Протяжно дышит, словно нараспев,

За все века ничуть не постарев,

Ни седины не нажив, ни горба,

Не видит, как колышется судьба,

А только ветки да лебяжий пух –

Простой на вид и царственный на слух.

Животворящий женский эгоизм –

Умение не замечать кривизн…

И кутаясь в туман, как в простыню,

Вверх выдыхает зимнее «люблю»,

Двугласное, два дымчатых кольца,

Два ореола – Сына и Отца.

На тёплый выдох: «На ветру не стой» –

Вдох: «Вырасту и заслоню собой».

 

* * *

 

Италия, прости!

А. Кушнер

 

Намокшее афишное рядно,

Двоится вечер в лужах темно-синих,

Мальчишки выбегают из кино,

Боккаччо вознося и Пазолини,

Залюбленные мамины сынки,

Пропахшие младенчеством и домом,

Их руки-в-брюки – словно черенки,

Торчащие из брюха чернозема.

 

Италия, ты снилась мне вчера!

Над Каракаллой медленные кони,

Разрозненные звуки со двора,

Липучие, как мокрые ладони,

Трастевере обшарпанный уют,

Где ангелы, остерегаясь света,

Под низкими карнизами снуют,

Проворнее, чем ящерицы Фета.

 

На высоте песочных этажей –

Дневного солнца хлопковые пятна –

На детях, не доросших до мужей,

На матерях, суровых и опрятных,

На выцветших до времени отцах,

Таинственных, как Феникс-Калиостро,

Которых поминают лишь в сердцах

Да на ночь повторяя «Padre nostro».

 

Ты снилась мне – Италия, прости! –

Беспомощной и вышедшей из моды,

Вдоль талии, вокруг твоей оси

Вращались колесницы и подводы,

Воздушной, ускользающей из рук,

Нетронутой ни Гоголем, ни Блоком,

Такую брать любовью на испуг –

Что девочку – преступно и жестоко.

 

Так долго длилась – десять дней подряд,

Как в том кино, где в предпоследней части

Святые люди с Богом говорят

На языке страдательных причастий…

А мальчики? Им снился травокос,           

Постель в хлеву для будущих скитальцев,

И ты касалась скошенных волос

Бесчувственными кончиками пальцев.

 

* * *

 

Начинается так: двор-колодец и птичья терцина,

Недостроенный дом и ещё не загубленный сад,

Мама моет окно, за которым пылает рябина –

Там начало всего, там никто ещё не виноват.

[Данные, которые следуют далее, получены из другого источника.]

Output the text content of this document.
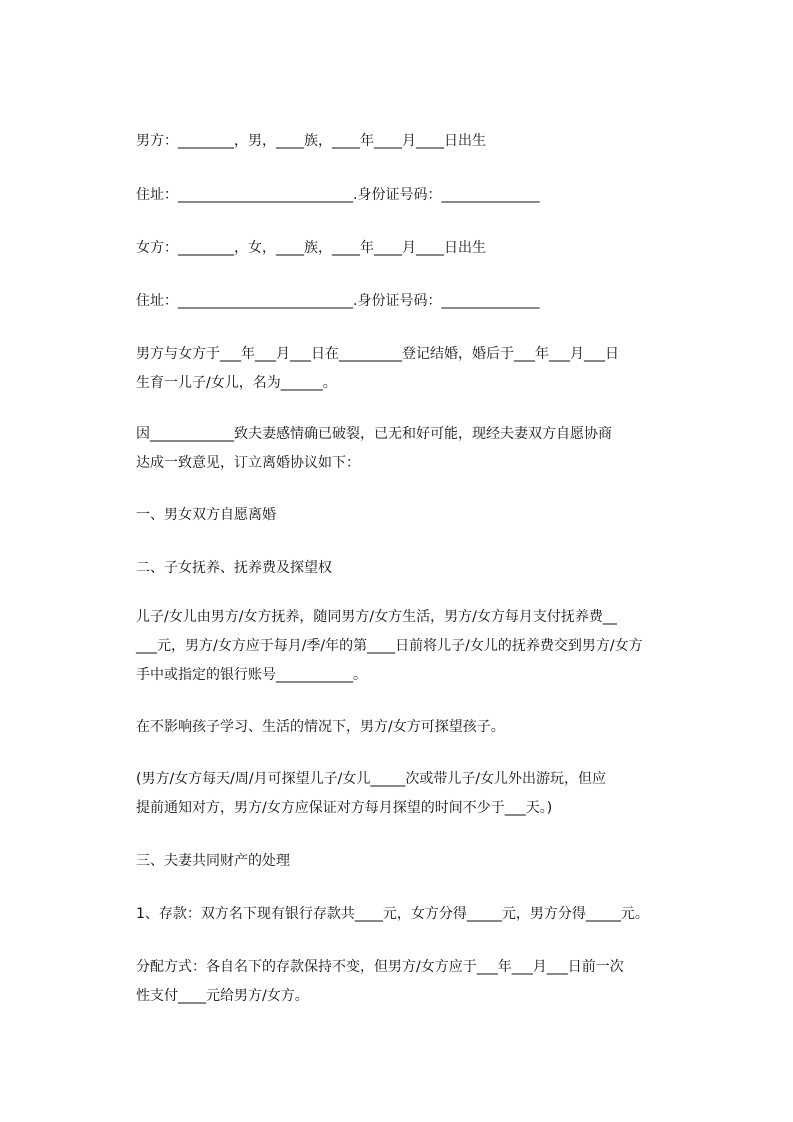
男方：________，男，____族，____年____月____日出生

住址：_________________________.身份证号码：______________

女方：________，女，____族，____年____月____日出生

住址：_________________________.身份证号码：______________

男方与女方于___年___月___日在_________登记结婚，婚后于___年___月___日
生育一儿子/女儿，名为______。
因____________致夫妻感情确已破裂，已无和好可能，现经夫妻双方自愿协商
达成一致意见，订立离婚协议如下：

一、男女双方自愿离婚

二、子女抚养、抚养费及探望权

儿子/女儿由男方/女方抚养，随同男方/女方生活，男方/女方每月支付抚养费__
___元，男方/女方应于每月/季/年的第____日前将儿子/女儿的抚养费交到男方/女方
手中或指定的银行账号___________。

在不影响孩子学习、生活的情况下，男方/女方可探望孩子。

(男方/女方每天/周/月可探望儿子/女儿_____次或带儿子/女儿外出游玩，但应
提前通知对方，男方/女方应保证对方每月探望的时间不少于___天。)

三、夫妻共同财产的处理

1、存款：双方名下现有银行存款共____元，女方分得_____元，男方分得_____元。

分配方式：各自名下的存款保持不变，但男方/女方应于___年___月___日前一次
性支付____元给男方/女方。
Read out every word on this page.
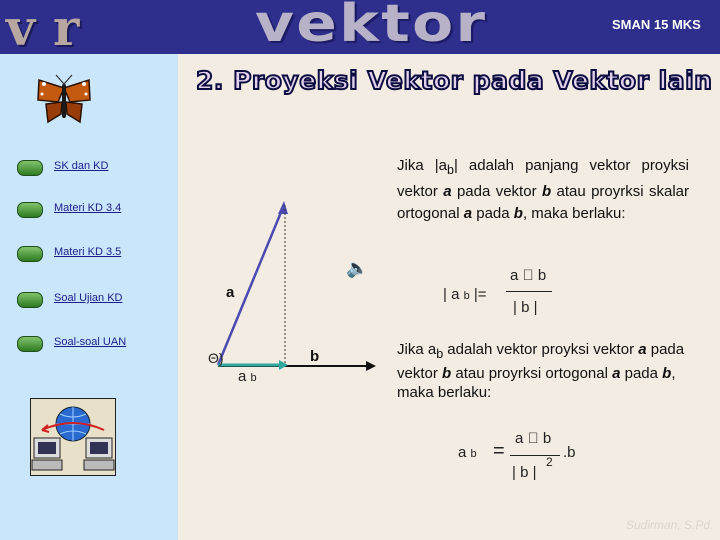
vr	vektor	SMAN 15 MKS
SK dan KD
Materi KD 3.4
Materi KD 3.5
Soal Ujian KD
Soal-soal UAN
2. Proyeksi Vektor pada Vektor lain
Jika $|a_b|$ adalah panjang vektor proyksi vektor a pada vektor b atau proyrksi skalar ortogonal a pada b, maka berlaku:
🔈
a
b
Θ)
a b
| a b |=
a b
| b |
Jika $a_b$ adalah vektor proyksi vektor a pada vektor b atau proyrksi ortogonal a pada b, maka berlaku:
a b =
a b
| b |
2
.b
Sudirman, S.Pd.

Мама моет окно, объясняя азы книгочтенья:

«а – арбуз, бэ – букварь, ну а дальше уже без меня...»

Мама моет окно, а над ней птице-солнце-сплетенье

И рябиновый звон – обещанием долгого дня.

Там, за веткою скользкой колонка со склизкой улиткой,

И струится вода, словно некому кран повернуть.

Мы ещё не ушли и, не скрипнув громоздкой калиткой,

Намечаем пути, а из них – не намеченный путь.

 

Будет выстроен дом, статно-белый и многоэтажный,

Значит, жизнь забурлит, значит, вырубят маленький сад.

Эти «ма», эти «мы» – невозможно и чуточку страшно,

Здесь рябина звонит – ни по ком и по всем, невпопад.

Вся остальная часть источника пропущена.